Two weeks since my parents' have gone, so now the food they have left for me is starting to go bad. I'm doing the best I can, and they did get rid of a lot of food, but they left some for me, and I couldn't get to it.
There is other food I have to consume, but the glaring obstacle I believed I would have immense difficulty in eating is the three cartons of eggs they left for me. They thought that I could eat the eggs. They also thought that I have made eggs before. I haven't. Never did, until they left, after which I scoured the Internet and taught myself how in the hell to make eggs.
So this began a trial-and-error on something that only in my advanced age I have appreciated: Learning the fundamental skill of cooking for yourself. I cracked only two eggs, and once I cooked them I realized it wasn't enough. I learned that you should mix the eggs with milk -- and it just so happens that my parents left me some fat-free milk for me to drink, and I just used that instead! But I didn't measure it. I guessed instead, and the result was dry eggs, not the fluffy, creamy eggs that I get when I order eggs at a restaurant. The result, in fact, was like the dry, stiff scrambled eggs (and I always prefer them scrambled) that my Grandmother always made for me when I was young. They weren't bad; that was the way I always had my eggs. But there was a different, and possibly better, way, and that way included using more milk than I used the first time. And I decided to adorn my eggs with salt and pepper and the shredded cheese my parents bought in bulk and the green onions I still need to use. I liked that, and I was going to use that for the rest of the eggs.

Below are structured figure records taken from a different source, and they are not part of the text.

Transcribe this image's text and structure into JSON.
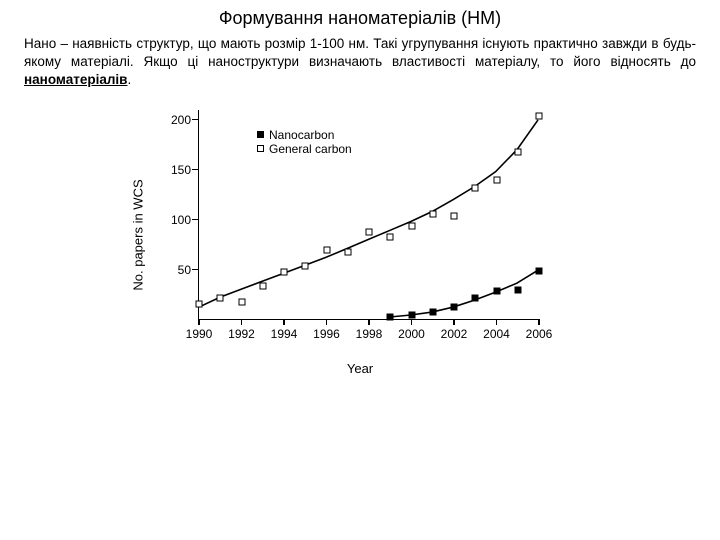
{
  "title": "Формування наноматеріалів (НМ)",
  "paragraph": {
    "part1": "Нано – наявність структур, що мають розмір 1-100 нм. Такі угрупування існують практично завжди в будь-якому матеріалі. Якщо ці наноструктури визначають властивості матеріалу, то його відносять до ",
    "emph": "наноматеріалів",
    "part2": "."
  },
  "chart": {
    "type": "scatter-line",
    "background_color": "#ffffff",
    "axis_color": "#000000",
    "xlabel": "Year",
    "ylabel": "No. papers in WCS",
    "label_fontsize": 13,
    "tick_fontsize": 12,
    "xlim": [
      1990,
      2006
    ],
    "ylim": [
      0,
      210
    ],
    "xticks": [
      1990,
      1992,
      1994,
      1996,
      1998,
      2000,
      2002,
      2004,
      2006
    ],
    "yticks": [
      50,
      100,
      150,
      200
    ],
    "series": [
      {
        "name": "General carbon",
        "marker": "open-square",
        "marker_size": 7,
        "line": true,
        "line_width": 1.6,
        "color": "#000000",
        "points": [
          [
            1990,
            16
          ],
          [
            1991,
            22
          ],
          [
            1992,
            18
          ],
          [
            1993,
            34
          ],
          [
            1994,
            48
          ],
          [
            1995,
            54
          ],
          [
            1996,
            70
          ],
          [
            1997,
            68
          ],
          [
            1998,
            88
          ],
          [
            1999,
            83
          ],
          [
            2000,
            94
          ],
          [
            2001,
            106
          ],
          [
            2002,
            104
          ],
          [
            2003,
            132
          ],
          [
            2004,
            140
          ],
          [
            2005,
            168
          ],
          [
            2006,
            204
          ]
        ],
        "curve": [
          [
            1990,
            12
          ],
          [
            1991,
            22
          ],
          [
            1992,
            30
          ],
          [
            1993,
            38
          ],
          [
            1994,
            46
          ],
          [
            1995,
            54
          ],
          [
            1996,
            62
          ],
          [
            1997,
            71
          ],
          [
            1998,
            80
          ],
          [
            1999,
            89
          ],
          [
            2000,
            98
          ],
          [
            2001,
            108
          ],
          [
            2002,
            120
          ],
          [
            2003,
            133
          ],
          [
            2004,
            148
          ],
          [
            2005,
            170
          ],
          [
            2006,
            200
          ]
        ]
      },
      {
        "name": "Nanocarbon",
        "marker": "filled-square",
        "marker_size": 7,
        "line": true,
        "line_width": 1.6,
        "color": "#000000",
        "points": [
          [
            1999,
            3
          ],
          [
            2000,
            5
          ],
          [
            2001,
            8
          ],
          [
            2002,
            13
          ],
          [
            2003,
            22
          ],
          [
            2004,
            29
          ],
          [
            2005,
            30
          ],
          [
            2006,
            49
          ]
        ],
        "curve": [
          [
            1999,
            2
          ],
          [
            2000,
            4
          ],
          [
            2001,
            7
          ],
          [
            2002,
            12
          ],
          [
            2003,
            19
          ],
          [
            2004,
            27
          ],
          [
            2005,
            36
          ],
          [
            2006,
            49
          ]
        ]
      }
    ],
    "legend": {
      "position": "upper-left",
      "items": [
        {
          "label": "Nanocarbon",
          "marker": "filled-square"
        },
        {
          "label": "General carbon",
          "marker": "open-square"
        }
      ]
    }
  }
}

I have done it three more times, still trying to learn the best of doing them. Four eggs makes me more than full, but I can still eat it. With the pepper and salt and onions (though not necessarily the cheese, which is Mexican taco cheese), my eggs have this spicy taste to it, and I kind of like that. The problem I still faced was that once the egg curdled and it was ready to go, I had this liquid from the milk that just didn't burn off. I remember having some liquid to drink along with the eggs when I order it when I'm outside, but that's still a pain, and I still worked pouring out just enough so that I would have that annoying water once the eggs were ready to eat.
Until today. I get freaked out about the point at which these eggs I was determined to eat were going to go bad, but I didn't know how to tell until I cracked them open and the yolk looked weird. That's when I went back to my trusted friend the Internet and I learned the old trick about bad eggs floating in water.
It had been a whole weekend since I had eggs because I was working the Vikings game all weekend. To not run into a nasty surprise, I took at first a shallow bowl and then a deeper measuring cup to dunk the eggs.
All but three of them floated. And I still had 17 eggs to go.
After my initial thought of, "Is it possible I already ate eggs that would have floated if I tested them? If so, then I can eat these, right? No?" I thought, "Well, shit." Hey, I wasn't going to get through all of them. But to toss 14 eggs is ... well, a waste is an understatement. Ain't my fault -- my parents bought the eggs, not me. But that still sucks.
And in the meantime I planned to eat some eggs for breakfast. At least I had three, which I tested again and again to make absolutely sure they sank. I also had the rest of the milk I thought I could use completely for these eggs, plus even more green onions that still needed to be used. I tried to rally by making eggs for the fourth (and presumably final, for now) time, but it was kind of a disaster. I used oil instead of butter this time, and the crackling from the oil scared me into spilling the egg/milk batter over the pan and onto the stove. While getting napkins to clean that up I think I let the egg mixture sit in the pan a little too long, so some of the eggs got burned. Or maybe the brown eggs is the result of spoiled eggs. Anyway, I had to cook it a little longer for some reason, so I turned the stove up from low-medium to medium. And then it still wasn't done because the milk wasn't boiling off. Then I figured that it was boiling as quick as before, but there was so much milk with the number of eggs I had this morning compared to the previous two times when I had four eggs, that there was just too much liquid left over. So today, my last day of making eggs, I didn't have eggs, I had egg soup.
On the bright side I finally got done with the milk -- which, by the way, was a week past its expiration date, but I was told in the same link I embedded above that sour milk can be used if you boil it as part of making eggs. But now I have 14 eggs, in two different egg cartons, that I'm going to take to the trash at the gas station while I gas up my parents' minivan and get this free coffee because today apparently is National Coffee Day.
Oh, and I still have leftovers I need to get through. I assume they're not spoiled yet. But I can't dunk noodles or stew or baked potatoes to see if they're rotten yet.